È in tale contesto che le ricorrenti hanno presentato i loro ricorsi dinanzi alla Corte EDU, utilizzando un modulo di richiesta precompilato che era stato caricato dall'organizzazione non governativa polacca FEDERA, accompagnato da pareri giuridici redatti dal Commissario per i diritti dell'uomo della Repubblica di Polonia, la Fondazione polacca per i diritti dell'uomo e il Consiglio degli avvocati polacchi.

Tra le otto ricorrenti, diverse hanno sostenuto di sentirsi direttamente interessate dalla misura anti-IVG, essendo tutte in età fertile.
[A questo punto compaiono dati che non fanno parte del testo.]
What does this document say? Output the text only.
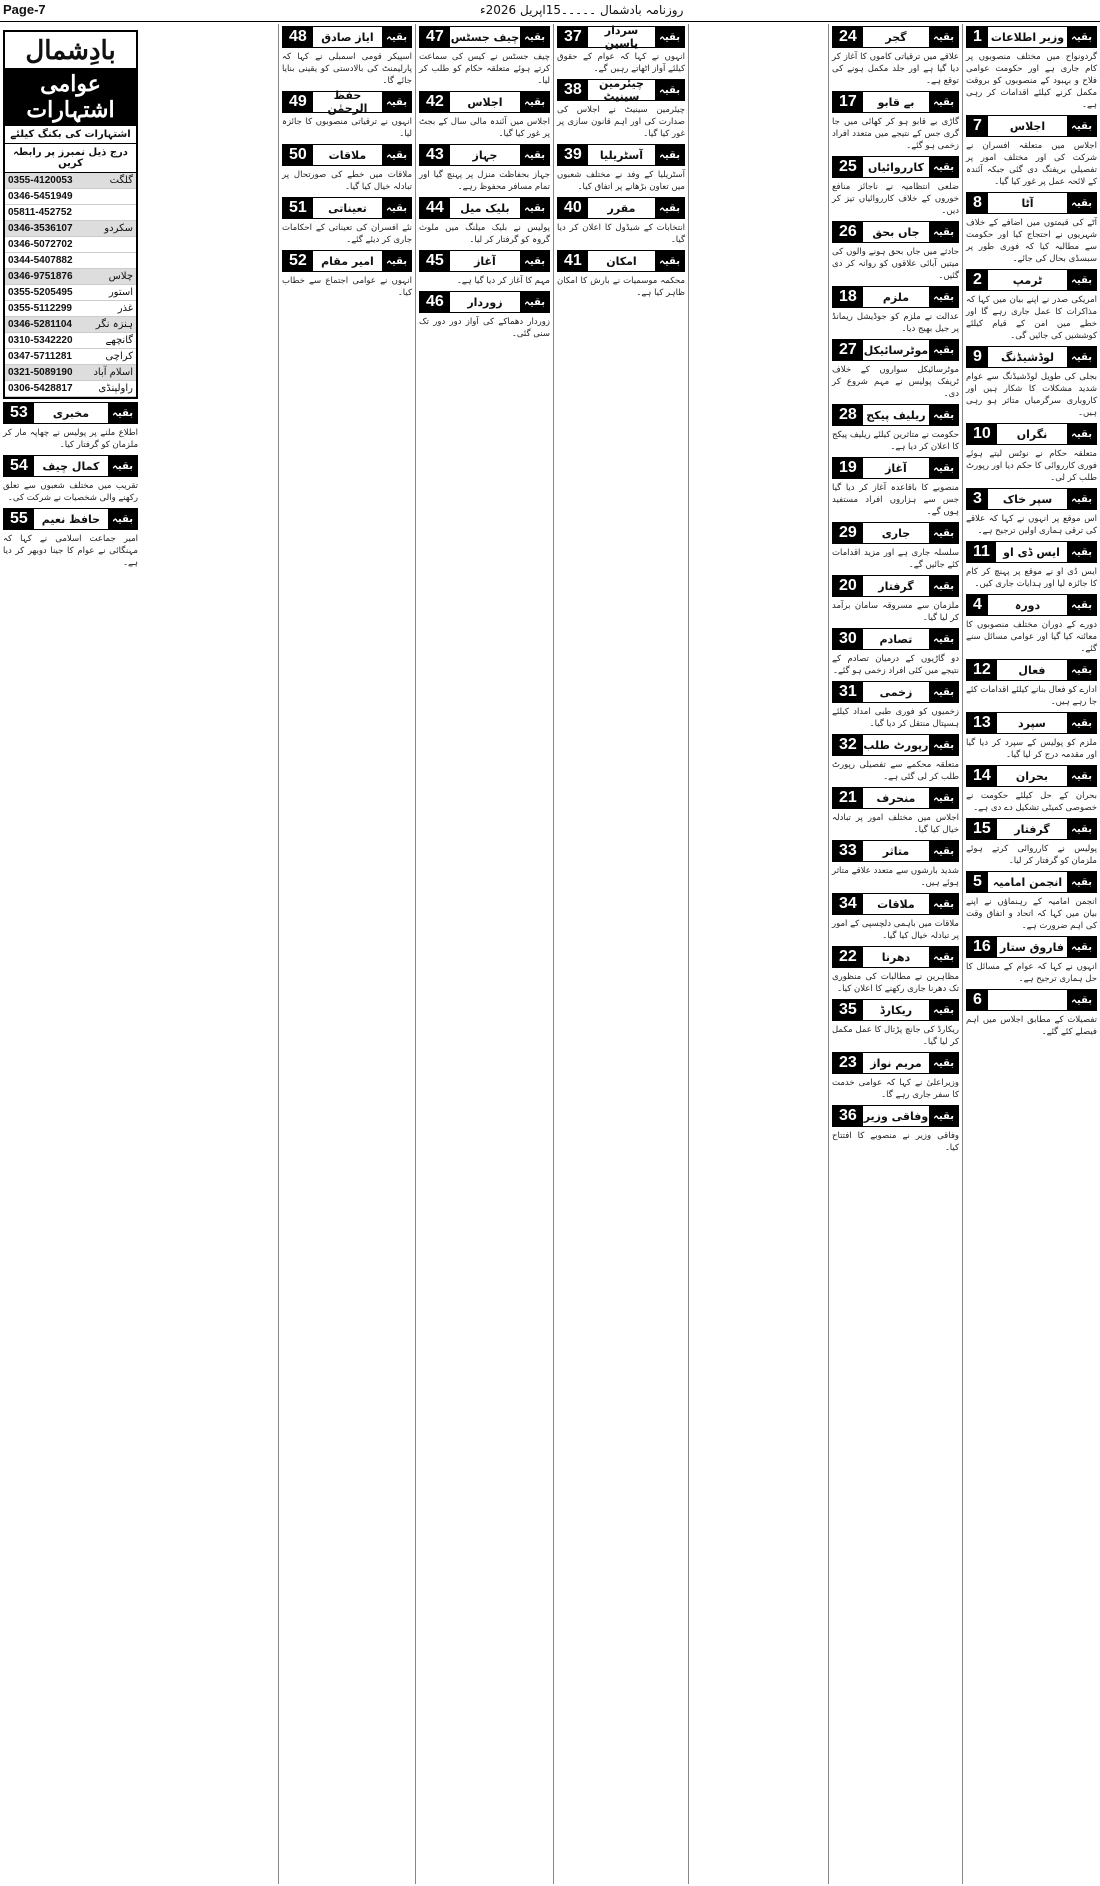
Page-7	روزنامہ بادشمال ۔۔۔۔۔15اپریل 2026ء
1 وزیر اطلاعات بقیہ
گردونواح میں مختلف منصوبوں پر کام جاری ہے اور حکومت عوامی فلاح و بہبود کے منصوبوں کو بروقت مکمل کرنے کیلئے اقدامات کر رہی ہے۔
7	اجلاس	بقیہ
اجلاس میں متعلقہ افسران نے شرکت کی اور مختلف امور پر تفصیلی بریفنگ دی گئی جبکہ آئندہ کے لائحہ عمل پر غور کیا گیا۔
8	آٹا	بقیہ
آٹے کی قیمتوں میں اضافے کے خلاف شہریوں نے احتجاج کیا اور حکومت سے مطالبہ کیا کہ فوری طور پر سبسڈی بحال کی جائے۔
2	ٹرمپ	بقیہ
امریکی صدر نے اپنے بیان میں کہا کہ مذاکرات کا عمل جاری رہے گا اور خطے میں امن کے قیام کیلئے کوششیں کی جائیں گی۔
9	لوڈشیڈنگ	بقیہ
بجلی کی طویل لوڈشیڈنگ سے عوام شدید مشکلات کا شکار ہیں اور کاروباری سرگرمیاں متاثر ہو رہی ہیں۔
10	نگراں	بقیہ
متعلقہ حکام نے نوٹس لیتے ہوئے فوری کارروائی کا حکم دیا اور رپورٹ طلب کر لی۔
3	سپر خاک	بقیہ
اس موقع پر انہوں نے کہا کہ علاقے کی ترقی ہماری اولین ترجیح ہے۔
11	ایس ڈی او	بقیہ
ایس ڈی او نے موقع پر پہنچ کر کام کا جائزہ لیا اور ہدایات جاری کیں۔
4	دورہ	بقیہ
دورے کے دوران مختلف منصوبوں کا معائنہ کیا گیا اور عوامی مسائل سنے گئے۔
12	فعال	بقیہ
ادارے کو فعال بنانے کیلئے اقدامات کئے جا رہے ہیں۔
13	سپرد	بقیہ
ملزم کو پولیس کے سپرد کر دیا گیا اور مقدمہ درج کر لیا گیا۔
14	بحران	بقیہ
بحران کے حل کیلئے حکومت نے خصوصی کمیٹی تشکیل دے دی ہے۔
15	گرفتار	بقیہ
پولیس نے کارروائی کرتے ہوئے ملزمان کو گرفتار کر لیا۔
5 انجمن امامیہ بقیہ
انجمن امامیہ کے رہنماؤں نے اپنے بیان میں کہا کہ اتحاد و اتفاق وقت کی اہم ضرورت ہے۔
16 فاروق ستار بقیہ
انہوں نے کہا کہ عوام کے مسائل کا حل ہماری ترجیح ہے۔
6	بقیہ
تفصیلات کے مطابق اجلاس میں اہم فیصلے کئے گئے۔
24	گجر	بقیہ
علاقے میں ترقیاتی کاموں کا آغاز کر دیا گیا ہے اور جلد مکمل ہونے کی توقع ہے۔
17	بے قابو	بقیہ
گاڑی بے قابو ہو کر کھائی میں جا گری جس کے نتیجے میں متعدد افراد زخمی ہو گئے۔
25	کارروائیاں بقیہ
ضلعی انتظامیہ نے ناجائز منافع خوروں کے خلاف کارروائیاں تیز کر دیں۔
26	جاں بحق	بقیہ
حادثے میں جاں بحق ہونے والوں کی میتیں آبائی علاقوں کو روانہ کر دی گئیں۔
18	ملزم	بقیہ
عدالت نے ملزم کو جوڈیشل ریمانڈ پر جیل بھیج دیا۔
27 موٹرسائیکل بقیہ
موٹرسائیکل سواروں کے خلاف ٹریفک پولیس نے مہم شروع کر دی۔
28 ریلیف پیکج بقیہ
حکومت نے متاثرین کیلئے ریلیف پیکج کا اعلان کر دیا ہے۔
19	آغاز	بقیہ
منصوبے کا باقاعدہ آغاز کر دیا گیا جس سے ہزاروں افراد مستفید ہوں گے۔
29	جاری	بقیہ
سلسلہ جاری ہے اور مزید اقدامات کئے جائیں گے۔
20	گرفتار	بقیہ
ملزمان سے مسروقہ سامان برآمد کر لیا گیا۔
30	تصادم	بقیہ
دو گاڑیوں کے درمیان تصادم کے نتیجے میں کئی افراد زخمی ہو گئے۔
31	زخمی	بقیہ
زخمیوں کو فوری طبی امداد کیلئے ہسپتال منتقل کر دیا گیا۔
32 رپورٹ طلب بقیہ
متعلقہ محکمے سے تفصیلی رپورٹ طلب کر لی گئی ہے۔
21	منحرف	بقیہ
اجلاس میں مختلف امور پر تبادلہ خیال کیا گیا۔
33	متاثر	بقیہ
شدید بارشوں سے متعدد علاقے متاثر ہوئے ہیں۔
34	ملاقات	بقیہ
ملاقات میں باہمی دلچسپی کے امور پر تبادلہ خیال کیا گیا۔
22	دھرنا	بقیہ
مظاہرین نے مطالبات کی منظوری تک دھرنا جاری رکھنے کا اعلان کیا۔
35	ریکارڈ	بقیہ
ریکارڈ کی جانچ پڑتال کا عمل مکمل کر لیا گیا۔
23	مریم نواز	بقیہ
وزیراعلیٰ نے کہا کہ عوامی خدمت کا سفر جاری رہے گا۔
36 وفاقی وزیر بقیہ
وفاقی وزیر نے منصوبے کا افتتاح کیا۔
37	سردار یاسین	بقیہ
انہوں نے کہا کہ عوام کے حقوق کیلئے آواز اٹھاتے رہیں گے۔
38	چیئرمین سینیٹ	بقیہ
چیئرمین سینیٹ نے اجلاس کی صدارت کی اور اہم قانون سازی پر غور کیا گیا۔
39	آسٹریلیا	بقیہ
آسٹریلیا کے وفد نے مختلف شعبوں میں تعاون بڑھانے پر اتفاق کیا۔
40	مقرر	بقیہ
انتخابات کے شیڈول کا اعلان کر دیا گیا۔
41	امکان	بقیہ
محکمہ موسمیات نے بارش کا امکان ظاہر کیا ہے۔
47 چیف جسٹس بقیہ
چیف جسٹس نے کیس کی سماعت کرتے ہوئے متعلقہ حکام کو طلب کر لیا۔
42	اجلاس	بقیہ
اجلاس میں آئندہ مالی سال کے بجٹ پر غور کیا گیا۔
43	جہاز	بقیہ
جہاز بحفاظت منزل پر پہنچ گیا اور تمام مسافر محفوظ رہے۔
44	بلیک میل	بقیہ
پولیس نے بلیک میلنگ میں ملوث گروہ کو گرفتار کر لیا۔
45	آغاز	بقیہ
مہم کا آغاز کر دیا گیا ہے۔
46	زوردار	بقیہ
زوردار دھماکے کی آواز دور دور تک سنی گئی۔
48	ایاز صادق	بقیہ
اسپیکر قومی اسمبلی نے کہا کہ پارلیمنٹ کی بالادستی کو یقینی بنایا جائے گا۔
49	حفظ الرحمٰن	بقیہ
انہوں نے ترقیاتی منصوبوں کا جائزہ لیا۔
50	ملاقات	بقیہ
ملاقات میں خطے کی صورتحال پر تبادلہ خیال کیا گیا۔
51	تعیناتی	بقیہ
نئے افسران کی تعیناتی کے احکامات جاری کر دیئے گئے۔
52	امیر مقام	بقیہ
انہوں نے عوامی اجتماع سے خطاب کیا۔
53	مخبری	بقیہ
اطلاع ملنے پر پولیس نے چھاپہ مار کر ملزمان کو گرفتار کیا۔
54	کمال چیف	بقیہ
تقریب میں مختلف شعبوں سے تعلق رکھنے والی شخصیات نے شرکت کی۔
55	حافظ نعیم	بقیہ
امیر جماعت اسلامی نے کہا کہ مہنگائی نے عوام کا جینا دوبھر کر دیا ہے۔
بادِشمال
عوامی اشتہارات
اشتہارات کی بکنگ کیلئے
درج ذیل نمبرز پر رابطہ کریں
0355-4120053	گلگت
0346-5451949
05811-452752
0346-3536107	سکردو
0346-5072702
0344-5407882
0346-9751876	چلاس
0355-5205495	استور
0355-5112299	غذر
0346-5281104 ہنزہ نگر
0310-5342220	گانچھے
0347-5711281	کراچی
0321-5089190 اسلام آباد
0306-5428817	راولپنڈی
Due di esse ritenevano di incorrere in un rischio maggiore di rimanere incinte di un bambino malformato, mentre altre due erano in gravidanza al momento della presentazione della domanda nel 2021. Le altre ricorrenti affermavano di aver previsto una gravidanza o di aver smesso di cercarla in seguito alla sentenza della Corte costituzionale polacca del 2020, in quanto temevano di non ricevere cure mediche adeguate dallo Stato nel caso in cui il bambino di cui fossero state eventualmente incinte avesse presentato una malformazione grave.

Senza pronunciarsi nel merito, la Corte ha respinto tali domande sulla base del fatto che le ricorrenti non abbiano prodotto elementi ragionevoli e convincenti che dimostrassero l'esposizione ad un rischio reale di essere direttamente lese dalle modifiche della legge 2020. Inoltre, non hanno prodotto parti in relazione alle loro specifiche situazioni personali, il che, a parere della Corte, rende impossibile la loro valutazione.

Le conseguenze per le ricorrenti delle modifiche della legge del 2020 sono dunque troppo lontane e astratte affinché possano pretendere la qualità di «vittima», ai sensi della Convenzione europea dei diritti dell'uomo.

Inoltre, per quanto riguarda gli argomenti dedotti dalle ricorrenti relativamente alla questione che la loro vita o la loro salute potrebbero essere a rischio in caso di problemi medici durante una futura gravidanza, o che non potrebbero ricevere cure adeguate, la Corte constata che l'articolo 4a(1)11 della legge del 1993 che autorizza l'aborto in caso di gravidanza che mette in pericolo la vita o la salute di la madre è ancora in vigore.